Трумэн, самолюбие которого было уязвлено упоминанием о «великом президенте», раздраженно сказал:
— Но после Ялты прошло пять месяцев! За это время могло произойти — и произошло! — много нового. Иначе нам вообще не стоило снова собираться. В Ялте, в то время, когда еще шла война, не имело смысла обсуждать вопрос о присутствии иностранных корреспондентов на польских выборах.
— Его не к чему поднимать и сейчас, — возразил Сталин. — Иностранные журналисты будут приезжать в Польшу, а не к польскому правительству. Несомненно, они будут пользоваться полной свободой. Лично я уверен, что жалоб на польское правительство с их стороны не будет. Для чего же заранее обижать поляков подозрением, будто они не желают допускать корреспондентов? Выждав несколько мгновений, Сталин сказал: — Давайте оборвем этот пункт на словах «демократические и антинацистские партии будут иметь право принимать участие и выставлять кандидатов». А остальное исключим.
— Но в этом же нет никакого компромисса! — воскликнул Черчилль.
В зале раздался приглушенный смех. Вместе со всеми беззвучно рассмеялся Сталин.
— Но почему же? — спросил он. — Будем считать это компромиссом по отношению к польскому правительству.
Снова все рассмеялись. Даже Трумэн.
— Я полагал целесообразным, — вполголоса сказал Черчилль, которому, судя по всему, было не до смеха, — усилить предлагаемую формулировку, а не ослабить ее.
— К чему это делать? — спросил Сталин.
На этот раз на выручку Черчиллю решил прийти Трумэн. Он ведь только что смеялся вместе со всеми и должен был искупить свою вину.
— Мы очень интересуемся вопросом о выборах в Польше, потому что имеем у себя шесть миллионов граждан польского происхождения, — сказал Трумэн. — Если выборы в Польше будут проведены совершенно свободно и наши корреспонденты смогут передавать свою информацию о проведении и итогах выборов, то это будет очень важно для меня как президента. Если польское правительство будет знать заранее, что три державы требуют от него обеспечения этих свобод, оно, конечно, весьма тщательно выполнит требования, содержащиеся в решениях Крымской конференции.

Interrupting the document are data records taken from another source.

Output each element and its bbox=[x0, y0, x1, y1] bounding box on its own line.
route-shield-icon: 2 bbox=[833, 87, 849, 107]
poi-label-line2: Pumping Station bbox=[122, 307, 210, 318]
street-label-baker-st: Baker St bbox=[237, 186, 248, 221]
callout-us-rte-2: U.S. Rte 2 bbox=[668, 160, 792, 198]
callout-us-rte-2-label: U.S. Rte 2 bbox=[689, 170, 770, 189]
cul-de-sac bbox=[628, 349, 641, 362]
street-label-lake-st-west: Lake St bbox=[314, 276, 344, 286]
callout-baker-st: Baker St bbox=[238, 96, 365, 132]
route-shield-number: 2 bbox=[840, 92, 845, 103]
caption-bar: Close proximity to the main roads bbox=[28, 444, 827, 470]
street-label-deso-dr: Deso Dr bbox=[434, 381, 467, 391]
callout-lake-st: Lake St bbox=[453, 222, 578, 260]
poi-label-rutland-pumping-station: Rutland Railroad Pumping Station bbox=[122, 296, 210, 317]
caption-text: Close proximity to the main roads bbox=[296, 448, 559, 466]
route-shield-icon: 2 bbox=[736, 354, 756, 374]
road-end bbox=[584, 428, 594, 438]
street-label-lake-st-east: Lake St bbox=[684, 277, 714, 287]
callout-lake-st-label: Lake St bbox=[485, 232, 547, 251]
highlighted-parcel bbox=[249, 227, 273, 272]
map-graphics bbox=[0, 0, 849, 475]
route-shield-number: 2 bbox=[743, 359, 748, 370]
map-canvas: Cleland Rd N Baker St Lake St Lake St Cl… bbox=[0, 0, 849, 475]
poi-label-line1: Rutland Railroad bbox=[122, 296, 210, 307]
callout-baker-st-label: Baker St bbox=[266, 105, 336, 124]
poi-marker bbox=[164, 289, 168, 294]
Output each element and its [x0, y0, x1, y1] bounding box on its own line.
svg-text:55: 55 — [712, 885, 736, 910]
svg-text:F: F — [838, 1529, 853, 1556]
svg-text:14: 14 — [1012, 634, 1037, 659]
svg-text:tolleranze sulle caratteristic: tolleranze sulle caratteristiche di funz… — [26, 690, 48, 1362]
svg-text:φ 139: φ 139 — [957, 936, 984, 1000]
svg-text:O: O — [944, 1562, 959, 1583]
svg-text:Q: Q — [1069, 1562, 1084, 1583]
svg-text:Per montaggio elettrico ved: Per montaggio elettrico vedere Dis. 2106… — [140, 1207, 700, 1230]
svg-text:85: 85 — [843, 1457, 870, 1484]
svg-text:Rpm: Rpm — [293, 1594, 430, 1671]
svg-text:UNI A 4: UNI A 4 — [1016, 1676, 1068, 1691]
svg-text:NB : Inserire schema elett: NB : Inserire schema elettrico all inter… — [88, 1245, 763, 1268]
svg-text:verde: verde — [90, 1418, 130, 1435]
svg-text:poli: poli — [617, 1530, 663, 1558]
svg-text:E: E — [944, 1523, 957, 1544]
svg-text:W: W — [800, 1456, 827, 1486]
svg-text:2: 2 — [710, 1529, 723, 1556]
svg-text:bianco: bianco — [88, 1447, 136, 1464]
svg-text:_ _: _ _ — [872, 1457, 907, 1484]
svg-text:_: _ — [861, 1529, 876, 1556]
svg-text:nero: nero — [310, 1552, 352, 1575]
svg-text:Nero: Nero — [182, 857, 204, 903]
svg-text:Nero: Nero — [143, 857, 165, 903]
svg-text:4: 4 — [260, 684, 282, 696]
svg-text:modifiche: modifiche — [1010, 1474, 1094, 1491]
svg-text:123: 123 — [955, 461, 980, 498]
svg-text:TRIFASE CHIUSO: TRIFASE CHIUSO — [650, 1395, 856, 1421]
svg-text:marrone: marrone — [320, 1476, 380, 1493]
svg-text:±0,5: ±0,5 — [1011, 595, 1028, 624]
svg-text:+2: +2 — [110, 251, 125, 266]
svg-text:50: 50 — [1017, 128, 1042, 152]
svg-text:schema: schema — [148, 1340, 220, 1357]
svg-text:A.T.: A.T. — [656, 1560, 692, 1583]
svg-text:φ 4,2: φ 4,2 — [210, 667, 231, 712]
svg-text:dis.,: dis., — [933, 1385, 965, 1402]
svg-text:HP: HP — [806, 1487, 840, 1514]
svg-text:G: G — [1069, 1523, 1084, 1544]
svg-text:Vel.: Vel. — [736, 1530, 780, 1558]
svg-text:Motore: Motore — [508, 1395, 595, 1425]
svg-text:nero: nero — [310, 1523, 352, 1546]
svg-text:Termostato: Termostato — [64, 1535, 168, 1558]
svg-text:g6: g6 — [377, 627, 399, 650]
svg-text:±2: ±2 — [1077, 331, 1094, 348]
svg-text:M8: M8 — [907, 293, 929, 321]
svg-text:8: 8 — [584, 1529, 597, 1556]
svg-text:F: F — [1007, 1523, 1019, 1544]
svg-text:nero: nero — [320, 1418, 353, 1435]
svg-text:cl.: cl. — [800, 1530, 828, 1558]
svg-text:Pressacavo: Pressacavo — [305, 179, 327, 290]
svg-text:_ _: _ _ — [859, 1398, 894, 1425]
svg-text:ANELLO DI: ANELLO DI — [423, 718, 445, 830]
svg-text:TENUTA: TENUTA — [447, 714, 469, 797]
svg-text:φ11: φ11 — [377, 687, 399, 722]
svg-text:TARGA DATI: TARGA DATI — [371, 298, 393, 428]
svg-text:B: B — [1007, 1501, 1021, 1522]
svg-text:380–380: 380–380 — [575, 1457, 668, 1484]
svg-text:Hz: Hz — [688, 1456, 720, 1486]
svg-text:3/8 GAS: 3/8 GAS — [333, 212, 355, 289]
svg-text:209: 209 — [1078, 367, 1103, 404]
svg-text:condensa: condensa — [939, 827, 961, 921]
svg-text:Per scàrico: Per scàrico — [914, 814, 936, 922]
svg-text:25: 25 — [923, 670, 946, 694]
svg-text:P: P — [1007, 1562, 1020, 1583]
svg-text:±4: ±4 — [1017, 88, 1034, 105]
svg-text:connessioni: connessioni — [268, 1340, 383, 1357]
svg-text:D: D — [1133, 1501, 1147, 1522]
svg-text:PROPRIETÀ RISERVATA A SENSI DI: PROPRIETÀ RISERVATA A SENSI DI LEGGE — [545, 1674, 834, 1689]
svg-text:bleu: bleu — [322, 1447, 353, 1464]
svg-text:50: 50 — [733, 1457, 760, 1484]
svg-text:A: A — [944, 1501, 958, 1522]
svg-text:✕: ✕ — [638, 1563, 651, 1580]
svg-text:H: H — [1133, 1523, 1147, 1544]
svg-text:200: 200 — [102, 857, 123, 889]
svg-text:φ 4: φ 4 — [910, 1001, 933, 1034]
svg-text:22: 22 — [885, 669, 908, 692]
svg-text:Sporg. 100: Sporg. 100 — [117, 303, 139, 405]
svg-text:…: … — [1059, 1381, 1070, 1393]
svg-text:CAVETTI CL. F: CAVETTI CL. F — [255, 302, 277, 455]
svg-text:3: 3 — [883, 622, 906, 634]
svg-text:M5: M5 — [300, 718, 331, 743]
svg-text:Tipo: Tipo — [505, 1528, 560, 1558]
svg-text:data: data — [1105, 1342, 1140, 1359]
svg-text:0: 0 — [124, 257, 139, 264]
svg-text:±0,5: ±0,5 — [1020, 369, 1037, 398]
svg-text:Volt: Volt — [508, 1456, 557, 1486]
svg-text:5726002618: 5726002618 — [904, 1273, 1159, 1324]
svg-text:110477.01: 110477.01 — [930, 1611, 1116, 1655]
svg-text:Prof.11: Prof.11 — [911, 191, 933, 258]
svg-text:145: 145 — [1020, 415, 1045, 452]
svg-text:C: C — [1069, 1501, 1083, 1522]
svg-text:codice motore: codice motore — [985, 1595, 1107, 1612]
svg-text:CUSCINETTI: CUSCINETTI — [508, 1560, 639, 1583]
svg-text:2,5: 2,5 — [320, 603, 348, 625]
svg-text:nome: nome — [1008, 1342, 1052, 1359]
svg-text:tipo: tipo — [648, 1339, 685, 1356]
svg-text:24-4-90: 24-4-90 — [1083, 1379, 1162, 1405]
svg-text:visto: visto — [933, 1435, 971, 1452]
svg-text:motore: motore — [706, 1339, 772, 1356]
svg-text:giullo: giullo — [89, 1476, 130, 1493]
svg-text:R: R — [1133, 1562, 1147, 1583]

— Я думаю, — сказал Сталин, — вот видите, мастер Идеи, я иду на компромисс — внести такое предложение: после слов «выставлять кандидатов» поставить запятую, а дальше сказать: «Представители союзной печати будут пользоваться полной свободой сообщать миру о ходе и итогах выборов».
В данном случае Сталин и в самом деле пошел на компромисс. На совещании министров иностранных дел Молотов, хорошо понимая подлинные цели Англии и Соединенных Штатов, решительно возражал против попыток навязать польскому правительству любые обязательства, посягающие на его суверенность. Сталин избрал «средний путь», считая, что самое важное — обсуждение новых границ Польши на севере и западе — еще впереди.
Однако Трумэн решил, что ему удалось сломить Сталина.
— Это меня устраивает! — воскликнул он.
— Я тоже согласен, — коротко отозвался Черчилль. Вопрос о выборах в Польше и о допуске на них представителей союзной печати был решен.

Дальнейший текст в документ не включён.